Cesare Rossi (born 21 September 1887 in Pescia – died 9 August 1967 in Rome) was an Italian fascist leader who later became estranged from the regime.
Rossi began his political career on the left with the Italian Socialist Party and as a writer for various syndicalist journals. However he left the Socialists in 1907 to serve in the Italian Army and did not rejoin following his demobilisation. Instead he embraced syndicalism fully by becoming a leading member of the Unione Sindacale Italiana. He joined the Fasci di Azione Rivoluzionaria in 1914 and by 1919 this had led to him joining the Fasci italiani di combattimento.
A leading writer for Il Popolo d'Italia, Rossi was recognised as one of Benito Mussolini's closest advisers in the early days of the fascist movement. Rossi soon gained a reputation for his moderation and was instrumental in the Pact of Pacification, a 1921 agreement that temporarily slowed down the violence of the Blackshirts. Working with Mussolini he also developed a strategy of trying to win over the left into a cross-class alliance. He attained the rank of assistant secretary of the movement in 1921 and was effective leader in Tuscany whilst he went on to sit on the National Fascist Party national council and the Grand Council of Fascism.

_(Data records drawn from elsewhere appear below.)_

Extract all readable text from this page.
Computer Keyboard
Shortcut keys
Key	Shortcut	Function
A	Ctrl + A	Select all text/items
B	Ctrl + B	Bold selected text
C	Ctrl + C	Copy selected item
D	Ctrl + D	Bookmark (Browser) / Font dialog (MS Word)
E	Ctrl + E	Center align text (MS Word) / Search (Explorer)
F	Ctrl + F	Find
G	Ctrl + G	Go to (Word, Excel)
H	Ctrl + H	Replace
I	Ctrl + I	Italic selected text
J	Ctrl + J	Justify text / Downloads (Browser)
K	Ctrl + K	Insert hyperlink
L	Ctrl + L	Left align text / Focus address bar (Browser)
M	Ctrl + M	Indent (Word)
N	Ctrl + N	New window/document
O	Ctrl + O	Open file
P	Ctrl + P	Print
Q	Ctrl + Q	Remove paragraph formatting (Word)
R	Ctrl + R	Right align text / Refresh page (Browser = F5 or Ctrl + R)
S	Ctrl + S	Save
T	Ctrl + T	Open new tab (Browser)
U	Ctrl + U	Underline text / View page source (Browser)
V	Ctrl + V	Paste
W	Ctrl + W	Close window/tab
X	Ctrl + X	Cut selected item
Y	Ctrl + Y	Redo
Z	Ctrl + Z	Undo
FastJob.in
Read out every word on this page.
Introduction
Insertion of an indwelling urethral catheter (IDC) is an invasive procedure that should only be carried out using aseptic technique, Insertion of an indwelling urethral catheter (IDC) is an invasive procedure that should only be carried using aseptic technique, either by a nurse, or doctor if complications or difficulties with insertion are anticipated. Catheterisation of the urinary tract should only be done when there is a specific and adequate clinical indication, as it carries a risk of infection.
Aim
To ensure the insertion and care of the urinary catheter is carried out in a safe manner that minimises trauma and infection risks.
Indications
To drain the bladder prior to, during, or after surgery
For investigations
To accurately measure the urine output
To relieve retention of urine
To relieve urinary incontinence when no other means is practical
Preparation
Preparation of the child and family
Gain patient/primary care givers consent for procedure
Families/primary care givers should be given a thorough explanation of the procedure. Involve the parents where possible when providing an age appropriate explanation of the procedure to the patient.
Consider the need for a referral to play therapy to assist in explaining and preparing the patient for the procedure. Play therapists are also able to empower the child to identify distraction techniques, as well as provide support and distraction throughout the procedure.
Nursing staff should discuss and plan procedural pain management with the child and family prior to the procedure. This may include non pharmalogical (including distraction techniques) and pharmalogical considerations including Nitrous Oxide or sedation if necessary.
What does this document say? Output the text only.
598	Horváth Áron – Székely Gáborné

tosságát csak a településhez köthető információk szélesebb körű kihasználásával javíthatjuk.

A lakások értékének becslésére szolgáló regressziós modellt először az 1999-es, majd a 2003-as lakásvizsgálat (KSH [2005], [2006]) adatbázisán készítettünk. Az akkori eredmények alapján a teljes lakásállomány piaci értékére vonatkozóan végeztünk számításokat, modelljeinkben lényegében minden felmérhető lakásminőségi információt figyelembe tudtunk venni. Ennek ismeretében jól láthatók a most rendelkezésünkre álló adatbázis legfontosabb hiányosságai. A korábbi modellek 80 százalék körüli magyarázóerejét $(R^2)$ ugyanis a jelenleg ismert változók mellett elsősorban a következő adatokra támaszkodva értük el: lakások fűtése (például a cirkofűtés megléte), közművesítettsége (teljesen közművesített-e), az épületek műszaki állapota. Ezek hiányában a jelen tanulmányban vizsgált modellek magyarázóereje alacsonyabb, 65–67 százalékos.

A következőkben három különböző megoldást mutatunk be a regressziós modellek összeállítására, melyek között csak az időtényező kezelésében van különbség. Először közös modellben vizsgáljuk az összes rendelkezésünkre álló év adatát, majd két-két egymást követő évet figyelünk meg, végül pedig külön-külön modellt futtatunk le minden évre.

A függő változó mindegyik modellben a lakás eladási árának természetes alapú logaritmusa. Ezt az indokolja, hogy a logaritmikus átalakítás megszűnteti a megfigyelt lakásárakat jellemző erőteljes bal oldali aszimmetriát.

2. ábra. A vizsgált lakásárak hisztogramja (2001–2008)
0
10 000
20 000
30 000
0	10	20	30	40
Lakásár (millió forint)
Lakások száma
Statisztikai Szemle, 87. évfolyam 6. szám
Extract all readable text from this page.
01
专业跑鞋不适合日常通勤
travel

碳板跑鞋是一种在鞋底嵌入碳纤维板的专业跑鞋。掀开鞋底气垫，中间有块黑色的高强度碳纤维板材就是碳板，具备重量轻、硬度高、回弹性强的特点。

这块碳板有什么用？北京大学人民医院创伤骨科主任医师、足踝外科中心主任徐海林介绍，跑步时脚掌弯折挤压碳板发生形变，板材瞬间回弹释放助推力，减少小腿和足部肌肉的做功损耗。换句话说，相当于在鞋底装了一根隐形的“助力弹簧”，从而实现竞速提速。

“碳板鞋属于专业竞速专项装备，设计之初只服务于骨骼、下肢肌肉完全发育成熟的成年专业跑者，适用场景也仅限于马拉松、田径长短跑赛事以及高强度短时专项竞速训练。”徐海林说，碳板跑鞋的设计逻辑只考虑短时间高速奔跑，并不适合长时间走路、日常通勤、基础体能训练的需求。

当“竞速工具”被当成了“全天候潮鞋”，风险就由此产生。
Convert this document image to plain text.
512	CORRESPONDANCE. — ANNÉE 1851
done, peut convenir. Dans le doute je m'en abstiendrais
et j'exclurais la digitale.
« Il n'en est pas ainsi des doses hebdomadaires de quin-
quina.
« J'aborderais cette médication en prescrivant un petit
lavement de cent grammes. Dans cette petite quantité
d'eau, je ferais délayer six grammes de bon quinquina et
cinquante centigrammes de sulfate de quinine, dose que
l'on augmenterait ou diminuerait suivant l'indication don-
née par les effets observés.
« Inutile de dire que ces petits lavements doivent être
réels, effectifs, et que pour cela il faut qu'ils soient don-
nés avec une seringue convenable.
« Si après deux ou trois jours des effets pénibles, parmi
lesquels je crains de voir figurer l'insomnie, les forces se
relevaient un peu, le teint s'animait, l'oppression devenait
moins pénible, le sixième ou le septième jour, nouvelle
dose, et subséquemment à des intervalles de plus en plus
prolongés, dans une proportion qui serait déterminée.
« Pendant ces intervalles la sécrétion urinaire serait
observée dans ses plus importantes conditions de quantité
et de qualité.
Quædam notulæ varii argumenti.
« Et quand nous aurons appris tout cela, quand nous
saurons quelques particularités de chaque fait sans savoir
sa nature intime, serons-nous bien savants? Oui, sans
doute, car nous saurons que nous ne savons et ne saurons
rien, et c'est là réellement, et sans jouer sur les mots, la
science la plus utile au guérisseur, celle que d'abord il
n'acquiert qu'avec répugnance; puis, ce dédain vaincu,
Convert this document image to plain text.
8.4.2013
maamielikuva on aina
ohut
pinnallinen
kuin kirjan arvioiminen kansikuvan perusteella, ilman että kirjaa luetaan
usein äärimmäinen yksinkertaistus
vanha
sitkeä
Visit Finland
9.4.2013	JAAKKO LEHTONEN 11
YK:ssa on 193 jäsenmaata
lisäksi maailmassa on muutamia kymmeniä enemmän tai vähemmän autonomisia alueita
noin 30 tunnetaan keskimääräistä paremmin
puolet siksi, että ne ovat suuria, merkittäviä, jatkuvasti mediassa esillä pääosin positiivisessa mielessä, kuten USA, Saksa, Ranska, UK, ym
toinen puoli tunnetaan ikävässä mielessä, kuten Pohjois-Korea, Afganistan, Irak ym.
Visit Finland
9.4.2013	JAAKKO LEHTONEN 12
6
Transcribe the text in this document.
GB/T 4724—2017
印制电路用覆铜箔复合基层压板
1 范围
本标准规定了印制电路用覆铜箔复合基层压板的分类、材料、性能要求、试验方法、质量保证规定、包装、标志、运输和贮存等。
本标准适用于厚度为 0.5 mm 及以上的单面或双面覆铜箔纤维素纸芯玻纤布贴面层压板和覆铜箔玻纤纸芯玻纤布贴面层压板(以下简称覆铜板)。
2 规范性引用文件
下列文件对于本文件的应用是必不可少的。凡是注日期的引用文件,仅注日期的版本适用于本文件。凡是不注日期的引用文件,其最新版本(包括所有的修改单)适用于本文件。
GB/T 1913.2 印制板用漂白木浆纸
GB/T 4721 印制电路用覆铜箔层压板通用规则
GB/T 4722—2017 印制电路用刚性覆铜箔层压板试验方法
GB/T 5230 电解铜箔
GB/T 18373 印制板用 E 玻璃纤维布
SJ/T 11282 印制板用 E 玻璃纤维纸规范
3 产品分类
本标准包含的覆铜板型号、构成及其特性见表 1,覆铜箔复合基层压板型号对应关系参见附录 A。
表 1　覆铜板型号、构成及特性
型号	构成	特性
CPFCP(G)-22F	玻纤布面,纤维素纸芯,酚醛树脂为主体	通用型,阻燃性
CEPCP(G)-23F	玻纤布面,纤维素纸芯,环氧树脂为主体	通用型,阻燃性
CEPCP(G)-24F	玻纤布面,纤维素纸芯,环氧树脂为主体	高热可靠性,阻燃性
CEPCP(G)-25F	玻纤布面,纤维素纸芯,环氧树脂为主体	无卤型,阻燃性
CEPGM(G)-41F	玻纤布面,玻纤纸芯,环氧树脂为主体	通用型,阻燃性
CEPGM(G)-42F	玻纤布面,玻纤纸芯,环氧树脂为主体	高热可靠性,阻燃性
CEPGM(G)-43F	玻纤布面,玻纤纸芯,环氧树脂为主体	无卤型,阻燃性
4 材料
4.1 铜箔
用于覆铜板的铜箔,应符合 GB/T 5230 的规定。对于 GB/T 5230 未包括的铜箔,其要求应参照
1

He was the leader of a fasci and an important figure in the March on Rome. Following this seizure of power Rossi was appointed director of Mussolini's Press and Propaganda Office. He was also central in organising not only the 1924 election but also the reprisals against the areas that had rejected fascism which followed. A potential conflict of interest had arisen in February 1923 when Mussolini banned Fascist Party members from involvement in Freemasonry but ultimately the ban was not enforced as Rossi was just one of a number of Freemasons prominent within the party.